Schon wenige Monate nach seinem Amtsantritt beschloss Hamers, die seiner Meinung nach undurchlässigen Führungsebenen abzuschaffen. Infolgedessen wurden die Titel des Vice Chair und des Group Managing Director abgeschafft, und einige Vergünstigungen werden schrittweise gestrichen oder für eine grössere Gruppe von Mitarbeitern zugänglich gemacht.

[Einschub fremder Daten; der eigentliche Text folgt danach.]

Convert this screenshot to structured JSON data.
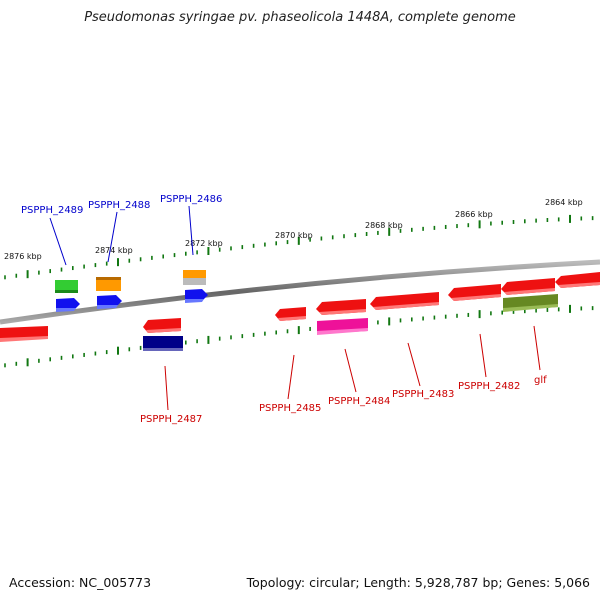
{
  "title": "Pseudomonas syringae pv. phaseolicola 1448A, complete genome",
  "footer": {
    "accession": "Accession: NC_005773",
    "info": "Topology: circular; Length: 5,928,787 bp; Genes: 5,066"
  },
  "scale_labels": {
    "kbp_2876": "2876 kbp",
    "kbp_2874": "2874 kbp",
    "kbp_2872": "2872 kbp",
    "kbp_2870": "2870 kbp",
    "kbp_2868": "2868 kbp",
    "kbp_2866": "2866 kbp",
    "kbp_2864": "2864 kbp"
  },
  "gene_labels": {
    "pspph_2489": "PSPPH_2489",
    "pspph_2488": "PSPPH_2488",
    "pspph_2486": "PSPPH_2486",
    "pspph_2487": "PSPPH_2487",
    "pspph_2485": "PSPPH_2485",
    "pspph_2484": "PSPPH_2484",
    "pspph_2483": "PSPPH_2483",
    "pspph_2482": "PSPPH_2482",
    "glf": "glf"
  },
  "colors": {
    "forward_label": "#0000cc",
    "reverse_label": "#cc0000",
    "gene_red": "#ee1111",
    "gene_green": "#33cc33",
    "gene_orange": "#ff9900",
    "gene_blue": "#1111ee",
    "gene_navy": "#000088",
    "gene_magenta": "#ee1199",
    "gene_olive": "#668822",
    "gene_grey": "#bbbbbb",
    "tick_green": "#117711",
    "backbone": "#777777"
  }
}
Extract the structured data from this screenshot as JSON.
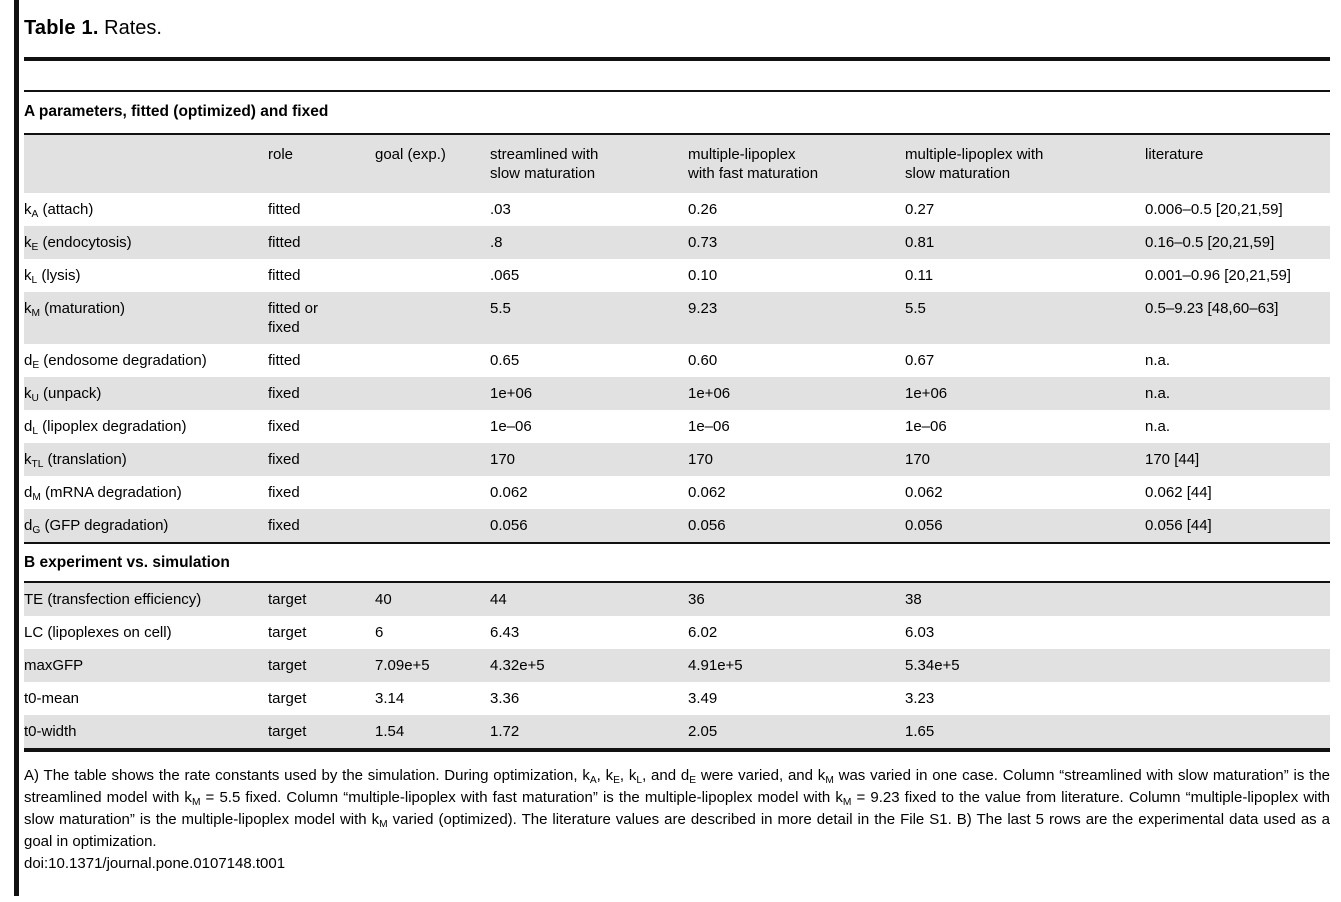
{
  "title": {
    "label": "Table 1.",
    "caption": "Rates."
  },
  "colors": {
    "stripe": "#e1e1e1",
    "rule": "#111111",
    "background": "#ffffff",
    "text": "#000000"
  },
  "section_a": {
    "heading": "A parameters, fitted (optimized) and fixed",
    "columns": [
      "",
      "role",
      "goal (exp.)",
      "streamlined with\nslow maturation",
      "multiple-lipoplex\nwith fast maturation",
      "multiple-lipoplex with\nslow maturation",
      "literature"
    ],
    "rows": [
      {
        "param": [
          {
            "t": "k"
          },
          {
            "sub": "A"
          },
          {
            "t": " (attach)"
          }
        ],
        "role": "fitted",
        "goal": "",
        "streamlined_slow": ".03",
        "multi_fast": "0.26",
        "multi_slow": "0.27",
        "literature": "0.006–0.5 [20,21,59]"
      },
      {
        "param": [
          {
            "t": "k"
          },
          {
            "sub": "E"
          },
          {
            "t": " (endocytosis)"
          }
        ],
        "role": "fitted",
        "goal": "",
        "streamlined_slow": ".8",
        "multi_fast": "0.73",
        "multi_slow": "0.81",
        "literature": "0.16–0.5 [20,21,59]"
      },
      {
        "param": [
          {
            "t": "k"
          },
          {
            "sub": "L"
          },
          {
            "t": " (lysis)"
          }
        ],
        "role": "fitted",
        "goal": "",
        "streamlined_slow": ".065",
        "multi_fast": "0.10",
        "multi_slow": "0.11",
        "literature": "0.001–0.96 [20,21,59]"
      },
      {
        "param": [
          {
            "t": "k"
          },
          {
            "sub": "M"
          },
          {
            "t": " (maturation)"
          }
        ],
        "role": "fitted or\nfixed",
        "goal": "",
        "streamlined_slow": "5.5",
        "multi_fast": "9.23",
        "multi_slow": "5.5",
        "literature": "0.5–9.23 [48,60–63]"
      },
      {
        "param": [
          {
            "t": "d"
          },
          {
            "sub": "E"
          },
          {
            "t": " (endosome degradation)"
          }
        ],
        "role": "fitted",
        "goal": "",
        "streamlined_slow": "0.65",
        "multi_fast": "0.60",
        "multi_slow": "0.67",
        "literature": "n.a."
      },
      {
        "param": [
          {
            "t": "k"
          },
          {
            "sub": "U"
          },
          {
            "t": " (unpack)"
          }
        ],
        "role": "fixed",
        "goal": "",
        "streamlined_slow": "1e+06",
        "multi_fast": "1e+06",
        "multi_slow": "1e+06",
        "literature": "n.a."
      },
      {
        "param": [
          {
            "t": "d"
          },
          {
            "sub": "L"
          },
          {
            "t": " (lipoplex degradation)"
          }
        ],
        "role": "fixed",
        "goal": "",
        "streamlined_slow": "1e–06",
        "multi_fast": "1e–06",
        "multi_slow": "1e–06",
        "literature": "n.a."
      },
      {
        "param": [
          {
            "t": "k"
          },
          {
            "sub": "TL"
          },
          {
            "t": " (translation)"
          }
        ],
        "role": "fixed",
        "goal": "",
        "streamlined_slow": "170",
        "multi_fast": "170",
        "multi_slow": "170",
        "literature": "170 [44]"
      },
      {
        "param": [
          {
            "t": "d"
          },
          {
            "sub": "M"
          },
          {
            "t": " (mRNA degradation)"
          }
        ],
        "role": "fixed",
        "goal": "",
        "streamlined_slow": "0.062",
        "multi_fast": "0.062",
        "multi_slow": "0.062",
        "literature": "0.062 [44]"
      },
      {
        "param": [
          {
            "t": "d"
          },
          {
            "sub": "G"
          },
          {
            "t": " (GFP degradation)"
          }
        ],
        "role": "fixed",
        "goal": "",
        "streamlined_slow": "0.056",
        "multi_fast": "0.056",
        "multi_slow": "0.056",
        "literature": "0.056 [44]"
      }
    ]
  },
  "section_b": {
    "heading": "B experiment vs. simulation",
    "rows": [
      {
        "param": [
          {
            "t": "TE (transfection efficiency)"
          }
        ],
        "role": "target",
        "goal": "40",
        "streamlined_slow": "44",
        "multi_fast": "36",
        "multi_slow": "38",
        "literature": ""
      },
      {
        "param": [
          {
            "t": "LC (lipoplexes on cell)"
          }
        ],
        "role": "target",
        "goal": "6",
        "streamlined_slow": "6.43",
        "multi_fast": "6.02",
        "multi_slow": "6.03",
        "literature": ""
      },
      {
        "param": [
          {
            "t": "maxGFP"
          }
        ],
        "role": "target",
        "goal": "7.09e+5",
        "streamlined_slow": "4.32e+5",
        "multi_fast": "4.91e+5",
        "multi_slow": "5.34e+5",
        "literature": ""
      },
      {
        "param": [
          {
            "t": "t0-mean"
          }
        ],
        "role": "target",
        "goal": "3.14",
        "streamlined_slow": "3.36",
        "multi_fast": "3.49",
        "multi_slow": "3.23",
        "literature": ""
      },
      {
        "param": [
          {
            "t": "t0-width"
          }
        ],
        "role": "target",
        "goal": "1.54",
        "streamlined_slow": "1.72",
        "multi_fast": "2.05",
        "multi_slow": "1.65",
        "literature": ""
      }
    ]
  },
  "footnote": {
    "segments": [
      {
        "t": "A) The table shows the rate constants used by the simulation. During optimization, k"
      },
      {
        "sub": "A"
      },
      {
        "t": ", k"
      },
      {
        "sub": "E"
      },
      {
        "t": ", k"
      },
      {
        "sub": "L"
      },
      {
        "t": ", and d"
      },
      {
        "sub": "E"
      },
      {
        "t": " were varied, and k"
      },
      {
        "sub": "M"
      },
      {
        "t": " was varied in one case. Column “streamlined with slow maturation” is the streamlined model with k"
      },
      {
        "sub": "M"
      },
      {
        "t": " = 5.5 fixed. Column “multiple-lipoplex with fast maturation” is the multiple-lipoplex model with k"
      },
      {
        "sub": "M"
      },
      {
        "t": " = 9.23 fixed to the value from literature. Column “multiple-lipoplex with slow maturation” is the multiple-lipoplex model with k"
      },
      {
        "sub": "M"
      },
      {
        "t": " varied (optimized). The literature values are described in more detail in the File S1. B) The last 5 rows are the experimental data used as a goal in optimization."
      }
    ]
  },
  "doi": "doi:10.1371/journal.pone.0107148.t001"
}
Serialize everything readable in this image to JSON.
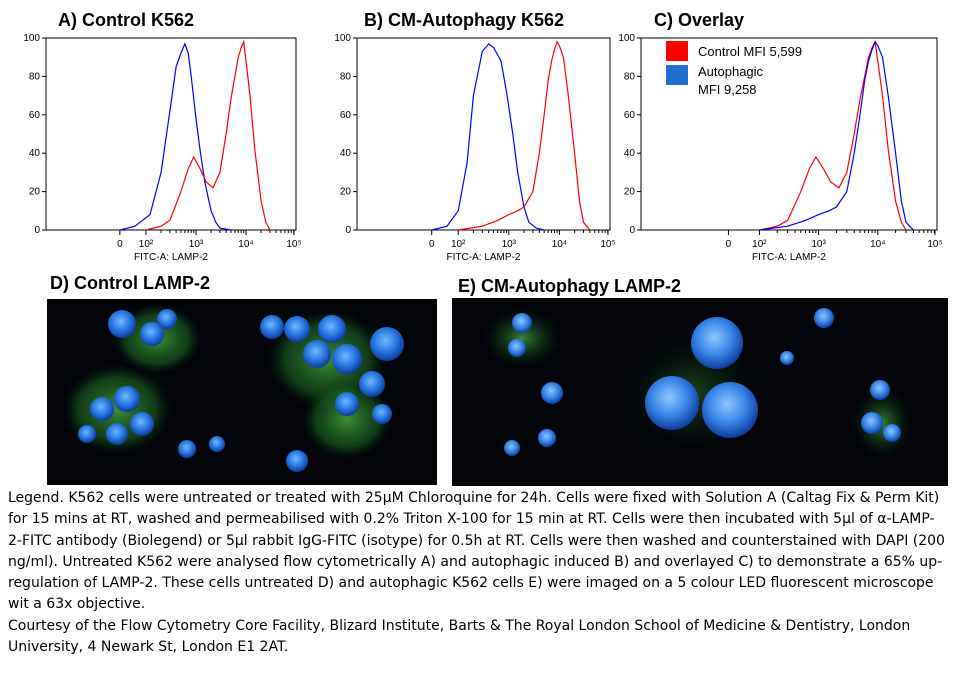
{
  "panels": {
    "a_title": "A) Control  K562",
    "b_title": "B) CM-Autophagy   K562",
    "c_title": "C) Overlay",
    "d_title": "D) Control  LAMP-2",
    "e_title": "E) CM-Autophagy  LAMP-2"
  },
  "overlay_legend": {
    "control_label": "Control MFI  5,599",
    "autophagic_label_line1": "Autophagic",
    "autophagic_label_line2": "MFI 9,258",
    "control_color": "#ff0000",
    "autophagic_color": "#1f6fd0"
  },
  "chart_data": [
    {
      "type": "line",
      "title": "A) Control  K562",
      "xlabel": "FITC-A: LAMP-2",
      "ylabel": "",
      "x_scale": "log",
      "xlim": [
        1,
        100000
      ],
      "ylim": [
        0,
        100
      ],
      "x_tick_labels": [
        "0",
        "10²",
        "10³",
        "10⁴",
        "10⁵"
      ],
      "y_tick_labels": [
        "0",
        "20",
        "40",
        "60",
        "80",
        "100"
      ],
      "series": [
        {
          "color": "#0000ff",
          "x": [
            30,
            60,
            120,
            200,
            300,
            400,
            500,
            600,
            700,
            800,
            1000,
            1200,
            1500,
            2000,
            2500,
            3000,
            5000
          ],
          "y": [
            0,
            2,
            8,
            30,
            62,
            85,
            92,
            97,
            92,
            80,
            58,
            42,
            25,
            10,
            4,
            1,
            0
          ]
        },
        {
          "color": "#ff0000",
          "x": [
            100,
            200,
            300,
            500,
            700,
            900,
            1200,
            1600,
            2200,
            3000,
            4000,
            5000,
            6000,
            7000,
            8000,
            9000,
            10000,
            12000,
            15000,
            20000,
            25000,
            30000
          ],
          "y": [
            0,
            2,
            5,
            20,
            32,
            38,
            32,
            25,
            22,
            30,
            50,
            68,
            80,
            90,
            95,
            98,
            88,
            70,
            42,
            15,
            4,
            0
          ]
        }
      ]
    },
    {
      "type": "line",
      "title": "B) CM-Autophagy   K562",
      "xlabel": "FITC-A: LAMP-2",
      "ylabel": "",
      "x_scale": "log",
      "xlim": [
        1,
        100000
      ],
      "ylim": [
        0,
        100
      ],
      "x_tick_labels": [
        "0",
        "10²",
        "10³",
        "10⁴",
        "10⁵"
      ],
      "y_tick_labels": [
        "0",
        "20",
        "40",
        "60",
        "80",
        "100"
      ],
      "series": [
        {
          "color": "#0000ff",
          "x": [
            30,
            60,
            100,
            150,
            200,
            300,
            400,
            500,
            700,
            900,
            1200,
            1500,
            2000,
            2500,
            3500,
            5000
          ],
          "y": [
            0,
            2,
            10,
            35,
            70,
            93,
            97,
            95,
            88,
            72,
            50,
            30,
            12,
            4,
            1,
            0
          ]
        },
        {
          "color": "#ff0000",
          "x": [
            100,
            300,
            600,
            1000,
            1500,
            2000,
            3000,
            4000,
            5000,
            6000,
            7000,
            8000,
            9000,
            10000,
            12000,
            15000,
            20000,
            25000,
            30000,
            40000
          ],
          "y": [
            0,
            2,
            5,
            8,
            10,
            12,
            20,
            40,
            60,
            78,
            88,
            94,
            98,
            96,
            90,
            70,
            40,
            15,
            4,
            0
          ]
        }
      ]
    },
    {
      "type": "line",
      "title": "C) Overlay",
      "xlabel": "FITC-A: LAMP-2",
      "ylabel": "",
      "x_scale": "log",
      "xlim": [
        1,
        100000
      ],
      "ylim": [
        0,
        100
      ],
      "x_tick_labels": [
        "0",
        "10²",
        "10³",
        "10⁴",
        "10⁵"
      ],
      "y_tick_labels": [
        "0",
        "20",
        "40",
        "60",
        "80",
        "100"
      ],
      "series": [
        {
          "name": "Control MFI  5,599",
          "color": "#ff0000",
          "x": [
            100,
            200,
            300,
            500,
            700,
            900,
            1200,
            1600,
            2200,
            3000,
            4000,
            5000,
            6000,
            7000,
            8000,
            9000,
            10000,
            12000,
            15000,
            20000,
            25000,
            30000
          ],
          "y": [
            0,
            2,
            5,
            20,
            32,
            38,
            32,
            25,
            22,
            30,
            50,
            68,
            80,
            90,
            95,
            98,
            88,
            70,
            42,
            15,
            4,
            0
          ]
        },
        {
          "name": "Autophagic MFI 9,258",
          "color": "#0000ff",
          "x": [
            100,
            300,
            600,
            1000,
            1500,
            2000,
            3000,
            4000,
            5000,
            6000,
            7000,
            8000,
            9000,
            10000,
            12000,
            15000,
            20000,
            25000,
            30000,
            40000
          ],
          "y": [
            0,
            2,
            5,
            8,
            10,
            12,
            20,
            40,
            60,
            78,
            88,
            94,
            98,
            96,
            90,
            70,
            40,
            15,
            4,
            0
          ]
        }
      ]
    }
  ],
  "legend_paragraphs": [
    "Legend. K562 cells were untreated or treated with 25µM Chloroquine for 24h. Cells were fixed with Solution A (Caltag Fix & Perm Kit) for 15 mins at RT, washed and permeabilised with 0.2% Triton X-100 for 15 min at RT. Cells were then incubated with 5µl of α-LAMP-2-FITC antibody (Biolegend) or 5µl rabbit IgG-FITC (isotype) for 0.5h at RT. Cells were then washed and counterstained with DAPI (200 ng/ml). Untreated K562 were analysed flow cytometrically A) and autophagic induced B) and overlayed C) to demonstrate a 65% up-regulation of LAMP-2. These cells untreated D) and autophagic K562 cells E) were imaged on a 5 colour LED fluorescent microscope wit a 63x objective.",
    "Courtesy of the Flow Cytometry Core Facility, Blizard Institute, Barts & The Royal London School of Medicine & Dentistry, London University, 4 Newark St, London E1 2AT."
  ]
}
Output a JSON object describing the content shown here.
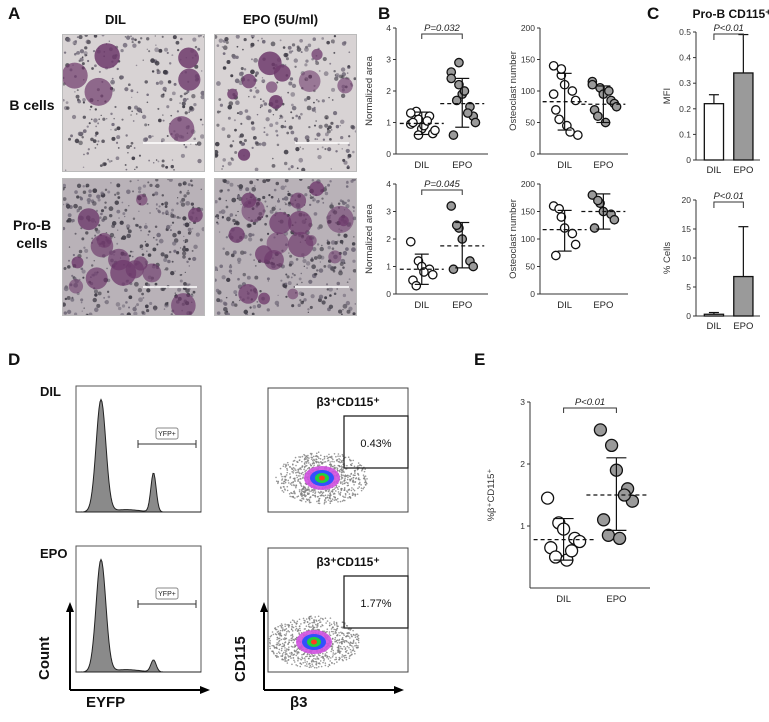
{
  "panels": {
    "A": "A",
    "B": "B",
    "C": "C",
    "D": "D",
    "E": "E"
  },
  "panel_a": {
    "col_headers": [
      "DIL",
      "EPO (5U/ml)"
    ],
    "row_labels": [
      "B cells",
      "Pro-B\ncells"
    ]
  },
  "panel_d": {
    "rows": [
      "DIL",
      "EPO"
    ],
    "gate_label": "YFP+",
    "dot_title": "β3⁺CD115⁺",
    "percents": [
      "0.43%",
      "1.77%"
    ],
    "hist_ylabel": "Count",
    "hist_xlabel": "EYFP",
    "dot_ylabel": "CD115",
    "dot_xlabel": "β3"
  },
  "chart_data": [
    {
      "id": "B-top-left",
      "type": "scatter",
      "ylabel": "Normalized area",
      "categories": [
        "DIL",
        "EPO"
      ],
      "ylim": [
        0,
        4
      ],
      "yticks": [
        0,
        1,
        2,
        3,
        4
      ],
      "pvalue": "P=0.032",
      "series": [
        {
          "name": "DIL",
          "values": [
            0.95,
            1.1,
            0.8,
            1.2,
            0.65,
            1.0,
            1.35,
            0.9,
            1.05,
            0.75,
            1.3,
            0.6
          ],
          "mean": 0.97,
          "sd_low": 0.62,
          "sd_high": 1.33
        },
        {
          "name": "EPO",
          "values": [
            2.6,
            2.2,
            1.9,
            1.5,
            1.2,
            0.6,
            1.7,
            2.0,
            1.3,
            1.0,
            2.4,
            2.9
          ],
          "mean": 1.6,
          "sd_low": 0.85,
          "sd_high": 2.4
        }
      ]
    },
    {
      "id": "B-top-right",
      "type": "scatter",
      "ylabel": "Osteoclast number",
      "categories": [
        "DIL",
        "EPO"
      ],
      "ylim": [
        0,
        200
      ],
      "yticks": [
        0,
        50,
        100,
        150,
        200
      ],
      "pvalue": "",
      "series": [
        {
          "name": "DIL",
          "values": [
            140,
            125,
            110,
            100,
            85,
            70,
            55,
            45,
            35,
            30,
            95,
            135
          ],
          "mean": 83,
          "sd_low": 38,
          "sd_high": 128
        },
        {
          "name": "EPO",
          "values": [
            115,
            105,
            95,
            85,
            80,
            70,
            60,
            50,
            100,
            75,
            110
          ],
          "mean": 79,
          "sd_low": 50,
          "sd_high": 108
        }
      ]
    },
    {
      "id": "B-bottom-left",
      "type": "scatter",
      "ylabel": "Normalized area",
      "categories": [
        "DIL",
        "EPO"
      ],
      "ylim": [
        0,
        4
      ],
      "yticks": [
        0,
        1,
        2,
        3,
        4
      ],
      "pvalue": "P=0.045",
      "series": [
        {
          "name": "DIL",
          "values": [
            1.9,
            1.2,
            1.0,
            0.9,
            0.7,
            0.5,
            0.3,
            0.8
          ],
          "mean": 0.9,
          "sd_low": 0.35,
          "sd_high": 1.45
        },
        {
          "name": "EPO",
          "values": [
            3.2,
            2.4,
            2.0,
            1.2,
            1.0,
            0.9,
            2.5
          ],
          "mean": 1.75,
          "sd_low": 0.95,
          "sd_high": 2.6
        }
      ]
    },
    {
      "id": "B-bottom-right",
      "type": "scatter",
      "ylabel": "Osteoclast number",
      "categories": [
        "DIL",
        "EPO"
      ],
      "ylim": [
        0,
        200
      ],
      "yticks": [
        0,
        50,
        100,
        150,
        200
      ],
      "pvalue": "",
      "series": [
        {
          "name": "DIL",
          "values": [
            160,
            140,
            120,
            110,
            90,
            70,
            155
          ],
          "mean": 117,
          "sd_low": 78,
          "sd_high": 152
        },
        {
          "name": "EPO",
          "values": [
            180,
            165,
            150,
            145,
            135,
            120,
            170
          ],
          "mean": 150,
          "sd_low": 118,
          "sd_high": 182
        }
      ]
    },
    {
      "id": "C-top",
      "type": "bar",
      "title": "Pro-B CD115⁺",
      "ylabel": "MFI",
      "categories": [
        "DIL",
        "EPO"
      ],
      "values": [
        0.22,
        0.34
      ],
      "errors": [
        0.035,
        0.15
      ],
      "ylim": [
        0,
        0.5
      ],
      "yticks": [
        0.0,
        0.1,
        0.2,
        0.3,
        0.4,
        0.5
      ],
      "pvalue": "P<0.01",
      "colors": [
        "#ffffff",
        "#9a9a9a"
      ]
    },
    {
      "id": "C-bottom",
      "type": "bar",
      "ylabel": "% Cells",
      "categories": [
        "DIL",
        "EPO"
      ],
      "values": [
        0.3,
        6.8
      ],
      "errors": [
        0.3,
        8.6
      ],
      "ylim": [
        0,
        20
      ],
      "yticks": [
        0,
        5,
        10,
        15,
        20
      ],
      "pvalue": "P<0.01",
      "colors": [
        "#ffffff",
        "#9a9a9a"
      ]
    },
    {
      "id": "E",
      "type": "scatter",
      "ylabel": "%β⁺CD115⁺",
      "categories": [
        "DIL",
        "EPO"
      ],
      "ylim": [
        0,
        3
      ],
      "yticks": [
        1,
        2,
        3
      ],
      "pvalue": "P<0.01",
      "series": [
        {
          "name": "DIL",
          "values": [
            1.45,
            1.05,
            0.95,
            0.8,
            0.75,
            0.65,
            0.5,
            0.45,
            0.6
          ],
          "mean": 0.78,
          "sd_low": 0.45,
          "sd_high": 1.12
        },
        {
          "name": "EPO",
          "values": [
            2.55,
            2.3,
            1.9,
            1.6,
            1.4,
            1.1,
            0.85,
            0.8,
            1.5
          ],
          "mean": 1.5,
          "sd_low": 0.93,
          "sd_high": 2.1
        }
      ]
    }
  ]
}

Ursprünglich wollte Hamers alle Ränge - vom Managing Director bis zu den niedrigeren Posten - abschaffen, doch seine Berater rieten ihm davon ab, da sie den Aufruhr voraussahen, den dieser Schritt auslösen könnte.

Da der CEO jedoch weiterhin altbewährte Vergünstigungen, Posten und Strategien verwirft, läuft er Gefahr, Boden an Khan zu verlieren. Der Mann mit der treuen Gefolgschaft baut seinen Einflussbereich allmählich von der Raucherecke der Tiefgarage bis an die Spitze der Bank aus.

Dieser Artikel von Bloomberg basiert auf Gesprächen mit Personen, die mit den Interna der UBS vertraut sind und um Anonymität gebeten haben um offen sprechen zu können. Die UBS lehnte eine Stellungnahme ab.